それから練習を人一倍こなすようになった。部活内の友達からは白い目でみられ仲間外れにされた。それでも黙々と練習をこなすが高校のルールで部活時間は定められており、物足りないタクミは休日ばかりか通学時間も持久走の練習に充てた。自分のベストを尽くしても30分程度は走り続ける必要があるコースで、諦めてバスに乗ろうと考えたことは数知れない。時には疲労困憊のタクミを嘲笑う通行人や同級生さえいた。だが諦めようとする度に地区大会での光景がよみがえり、ゼイゼイと苦しみながら走り続けることが彼らに到達する唯一の道だと信じて走り続けた。
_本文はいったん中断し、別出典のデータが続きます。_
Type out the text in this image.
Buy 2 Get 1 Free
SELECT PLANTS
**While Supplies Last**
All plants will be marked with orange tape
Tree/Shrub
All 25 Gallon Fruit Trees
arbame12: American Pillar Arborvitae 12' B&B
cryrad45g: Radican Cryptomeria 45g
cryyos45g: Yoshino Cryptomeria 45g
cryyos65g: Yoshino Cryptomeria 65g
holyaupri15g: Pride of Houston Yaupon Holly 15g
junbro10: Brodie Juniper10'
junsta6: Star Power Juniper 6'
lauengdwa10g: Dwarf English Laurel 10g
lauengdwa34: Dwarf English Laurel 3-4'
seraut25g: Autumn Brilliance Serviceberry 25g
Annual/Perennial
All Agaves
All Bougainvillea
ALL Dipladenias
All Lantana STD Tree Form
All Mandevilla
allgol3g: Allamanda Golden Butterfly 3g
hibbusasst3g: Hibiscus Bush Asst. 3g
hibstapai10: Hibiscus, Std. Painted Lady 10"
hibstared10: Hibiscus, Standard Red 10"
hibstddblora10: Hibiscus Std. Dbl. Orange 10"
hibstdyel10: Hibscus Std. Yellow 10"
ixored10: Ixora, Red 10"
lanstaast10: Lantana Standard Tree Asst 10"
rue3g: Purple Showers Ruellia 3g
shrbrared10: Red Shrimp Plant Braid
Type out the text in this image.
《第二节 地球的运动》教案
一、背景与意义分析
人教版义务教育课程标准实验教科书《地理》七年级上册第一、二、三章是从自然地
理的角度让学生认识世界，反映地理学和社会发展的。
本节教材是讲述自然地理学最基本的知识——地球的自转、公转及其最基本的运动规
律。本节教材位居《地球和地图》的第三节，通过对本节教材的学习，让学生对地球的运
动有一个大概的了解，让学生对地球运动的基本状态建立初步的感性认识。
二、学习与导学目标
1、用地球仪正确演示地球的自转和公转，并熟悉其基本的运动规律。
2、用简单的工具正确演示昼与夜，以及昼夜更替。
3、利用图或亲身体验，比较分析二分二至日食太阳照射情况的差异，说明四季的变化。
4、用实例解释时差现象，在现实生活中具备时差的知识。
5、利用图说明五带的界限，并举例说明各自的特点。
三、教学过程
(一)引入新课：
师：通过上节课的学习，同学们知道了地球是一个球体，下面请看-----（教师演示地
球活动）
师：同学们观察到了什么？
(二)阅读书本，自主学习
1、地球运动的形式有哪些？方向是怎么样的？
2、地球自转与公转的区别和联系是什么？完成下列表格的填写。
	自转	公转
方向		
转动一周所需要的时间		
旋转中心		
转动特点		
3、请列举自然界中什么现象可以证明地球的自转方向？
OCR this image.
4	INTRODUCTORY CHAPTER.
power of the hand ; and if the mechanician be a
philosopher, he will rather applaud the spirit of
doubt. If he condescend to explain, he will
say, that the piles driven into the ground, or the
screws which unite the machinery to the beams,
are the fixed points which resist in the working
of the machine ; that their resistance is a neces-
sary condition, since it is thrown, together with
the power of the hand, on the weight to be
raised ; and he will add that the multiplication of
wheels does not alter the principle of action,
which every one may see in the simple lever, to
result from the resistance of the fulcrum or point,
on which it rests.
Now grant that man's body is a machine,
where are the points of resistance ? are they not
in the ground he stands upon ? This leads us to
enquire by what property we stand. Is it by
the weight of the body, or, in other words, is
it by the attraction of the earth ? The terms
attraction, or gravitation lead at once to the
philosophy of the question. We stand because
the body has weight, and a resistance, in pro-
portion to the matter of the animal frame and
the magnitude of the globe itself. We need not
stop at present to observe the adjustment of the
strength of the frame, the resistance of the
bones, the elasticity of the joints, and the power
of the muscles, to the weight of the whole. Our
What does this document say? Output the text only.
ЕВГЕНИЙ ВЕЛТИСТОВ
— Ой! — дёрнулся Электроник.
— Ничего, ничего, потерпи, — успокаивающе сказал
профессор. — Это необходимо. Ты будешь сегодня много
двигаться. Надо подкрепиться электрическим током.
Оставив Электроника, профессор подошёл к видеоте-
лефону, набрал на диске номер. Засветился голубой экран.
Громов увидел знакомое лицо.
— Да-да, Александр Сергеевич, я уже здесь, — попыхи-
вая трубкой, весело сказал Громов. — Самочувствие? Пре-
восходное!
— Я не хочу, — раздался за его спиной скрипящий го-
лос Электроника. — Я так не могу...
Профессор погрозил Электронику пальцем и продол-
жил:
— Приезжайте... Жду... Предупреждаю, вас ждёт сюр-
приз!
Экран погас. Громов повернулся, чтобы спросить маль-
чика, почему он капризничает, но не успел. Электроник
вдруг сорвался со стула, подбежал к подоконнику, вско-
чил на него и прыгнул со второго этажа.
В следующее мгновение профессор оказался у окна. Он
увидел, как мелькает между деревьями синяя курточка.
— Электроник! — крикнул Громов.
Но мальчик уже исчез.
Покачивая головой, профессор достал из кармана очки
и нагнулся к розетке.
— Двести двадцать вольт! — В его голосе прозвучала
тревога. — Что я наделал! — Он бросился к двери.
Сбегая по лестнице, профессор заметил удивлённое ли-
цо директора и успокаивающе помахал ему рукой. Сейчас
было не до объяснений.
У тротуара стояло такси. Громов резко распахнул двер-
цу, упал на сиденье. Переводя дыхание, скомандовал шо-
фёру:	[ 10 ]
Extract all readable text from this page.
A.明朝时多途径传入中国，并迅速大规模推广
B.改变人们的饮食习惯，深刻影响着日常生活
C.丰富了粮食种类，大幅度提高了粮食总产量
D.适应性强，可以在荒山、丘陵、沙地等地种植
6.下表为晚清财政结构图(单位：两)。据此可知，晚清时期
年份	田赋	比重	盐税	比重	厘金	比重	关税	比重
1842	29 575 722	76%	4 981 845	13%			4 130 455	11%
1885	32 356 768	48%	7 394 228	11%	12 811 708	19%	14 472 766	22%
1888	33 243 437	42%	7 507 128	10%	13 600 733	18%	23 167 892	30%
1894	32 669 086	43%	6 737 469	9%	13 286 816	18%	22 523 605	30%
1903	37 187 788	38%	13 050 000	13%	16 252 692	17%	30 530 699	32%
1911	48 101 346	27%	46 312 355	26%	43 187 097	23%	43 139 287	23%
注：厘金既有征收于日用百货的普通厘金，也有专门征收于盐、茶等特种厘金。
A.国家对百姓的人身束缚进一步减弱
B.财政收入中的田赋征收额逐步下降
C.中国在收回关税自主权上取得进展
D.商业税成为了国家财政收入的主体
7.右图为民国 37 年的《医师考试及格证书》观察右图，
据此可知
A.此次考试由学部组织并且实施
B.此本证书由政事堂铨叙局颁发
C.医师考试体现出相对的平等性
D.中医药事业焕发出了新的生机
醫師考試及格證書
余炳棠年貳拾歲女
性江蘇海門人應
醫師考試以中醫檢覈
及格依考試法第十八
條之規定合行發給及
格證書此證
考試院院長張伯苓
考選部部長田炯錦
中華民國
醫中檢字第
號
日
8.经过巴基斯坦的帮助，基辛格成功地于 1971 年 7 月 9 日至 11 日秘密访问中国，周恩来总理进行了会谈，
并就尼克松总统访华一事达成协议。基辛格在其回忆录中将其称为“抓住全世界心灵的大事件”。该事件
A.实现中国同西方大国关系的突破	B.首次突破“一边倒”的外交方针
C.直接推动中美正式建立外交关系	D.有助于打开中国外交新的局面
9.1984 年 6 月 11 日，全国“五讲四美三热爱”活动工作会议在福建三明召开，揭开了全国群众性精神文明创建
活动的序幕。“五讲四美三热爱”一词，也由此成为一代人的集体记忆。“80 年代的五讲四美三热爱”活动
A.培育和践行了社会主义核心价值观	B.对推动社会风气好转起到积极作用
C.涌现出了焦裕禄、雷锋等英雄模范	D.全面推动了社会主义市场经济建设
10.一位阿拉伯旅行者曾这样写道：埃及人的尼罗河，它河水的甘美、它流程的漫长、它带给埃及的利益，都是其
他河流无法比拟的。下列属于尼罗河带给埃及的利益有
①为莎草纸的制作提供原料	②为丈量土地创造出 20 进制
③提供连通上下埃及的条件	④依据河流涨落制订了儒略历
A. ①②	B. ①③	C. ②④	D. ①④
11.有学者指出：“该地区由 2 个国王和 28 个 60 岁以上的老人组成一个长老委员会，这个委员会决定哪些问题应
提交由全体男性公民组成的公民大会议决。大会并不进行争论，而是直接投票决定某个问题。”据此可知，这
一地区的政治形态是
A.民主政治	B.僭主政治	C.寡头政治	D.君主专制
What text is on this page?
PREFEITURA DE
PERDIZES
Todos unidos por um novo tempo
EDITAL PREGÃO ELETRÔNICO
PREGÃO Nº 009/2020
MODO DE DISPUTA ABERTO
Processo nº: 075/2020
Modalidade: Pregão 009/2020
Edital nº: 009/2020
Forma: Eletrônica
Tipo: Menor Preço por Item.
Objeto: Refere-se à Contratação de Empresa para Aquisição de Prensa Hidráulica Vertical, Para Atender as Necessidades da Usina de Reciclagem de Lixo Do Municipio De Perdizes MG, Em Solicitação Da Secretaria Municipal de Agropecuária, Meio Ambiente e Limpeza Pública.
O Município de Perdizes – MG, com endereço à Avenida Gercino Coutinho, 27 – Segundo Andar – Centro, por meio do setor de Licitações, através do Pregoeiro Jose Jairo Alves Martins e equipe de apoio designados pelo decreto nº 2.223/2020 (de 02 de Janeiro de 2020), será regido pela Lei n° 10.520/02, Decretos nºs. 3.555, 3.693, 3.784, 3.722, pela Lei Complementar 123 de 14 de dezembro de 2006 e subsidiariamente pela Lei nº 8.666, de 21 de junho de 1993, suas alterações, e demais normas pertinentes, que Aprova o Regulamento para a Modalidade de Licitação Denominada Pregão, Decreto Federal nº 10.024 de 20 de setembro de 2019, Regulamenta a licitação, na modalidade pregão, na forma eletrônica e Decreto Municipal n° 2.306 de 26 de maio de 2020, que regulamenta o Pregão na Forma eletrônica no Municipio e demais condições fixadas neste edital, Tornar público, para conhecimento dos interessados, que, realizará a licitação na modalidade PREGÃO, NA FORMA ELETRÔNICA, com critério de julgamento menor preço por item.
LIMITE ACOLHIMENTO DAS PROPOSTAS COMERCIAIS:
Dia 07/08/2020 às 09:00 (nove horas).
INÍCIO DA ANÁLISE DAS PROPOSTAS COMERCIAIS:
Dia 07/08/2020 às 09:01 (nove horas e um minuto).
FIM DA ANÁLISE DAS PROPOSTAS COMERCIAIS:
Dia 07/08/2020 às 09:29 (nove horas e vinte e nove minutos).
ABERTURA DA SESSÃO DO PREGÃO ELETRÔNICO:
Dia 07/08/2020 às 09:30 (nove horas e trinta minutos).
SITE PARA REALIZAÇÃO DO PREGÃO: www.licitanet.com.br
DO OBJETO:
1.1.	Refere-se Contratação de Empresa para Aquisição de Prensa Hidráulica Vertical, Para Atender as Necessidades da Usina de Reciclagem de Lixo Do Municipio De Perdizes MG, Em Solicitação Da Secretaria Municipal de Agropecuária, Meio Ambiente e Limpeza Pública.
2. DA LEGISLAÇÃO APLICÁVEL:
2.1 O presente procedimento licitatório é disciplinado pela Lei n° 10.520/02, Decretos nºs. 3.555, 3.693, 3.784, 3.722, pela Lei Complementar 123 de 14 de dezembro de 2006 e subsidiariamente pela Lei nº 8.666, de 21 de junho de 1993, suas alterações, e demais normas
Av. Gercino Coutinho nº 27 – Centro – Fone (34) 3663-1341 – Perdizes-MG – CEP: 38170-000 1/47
その甲斐あってか高校最後の大会では入賞を果たした。地面で大の字に倒れ疲労困憊しているタクミの姿はかつて羨望の眼差しを向けた出場者であった。他人に自慢するまでもなく感じた確かな充実を、10年後の現在でも思い出すことができる。東京の忙しない生活に埋没していた高校時代の記憶が蘇った。


バスが止まった。実家と駅の中間地点にあるバス停だがタクミは降車した。太陽はまもなく地平線に沈むだろうが、まだ輝きを放っている。目的地を理解したタクミは走り出す。月日の経過がタクミの肉体を苦しめる。弱った心臓が悲鳴を上げる。それでもタクミは走ることを止めない。締め付けられるような心臓の痛みに耐えることが、襲い来る苦難に抗うことが自らを照らす道だと信じて走り続ける。前方に見える10年前の影を追いかけて。相変わらず東京は陰鬱な表情をしているだろうが、タクミの心は満ち足りていた。

苦痛に耐えながら駅を目指して走り続けるタクミ。後方の太陽は地平線に沈んだ。しかしタクミを照らしている輝きは未だ消えない。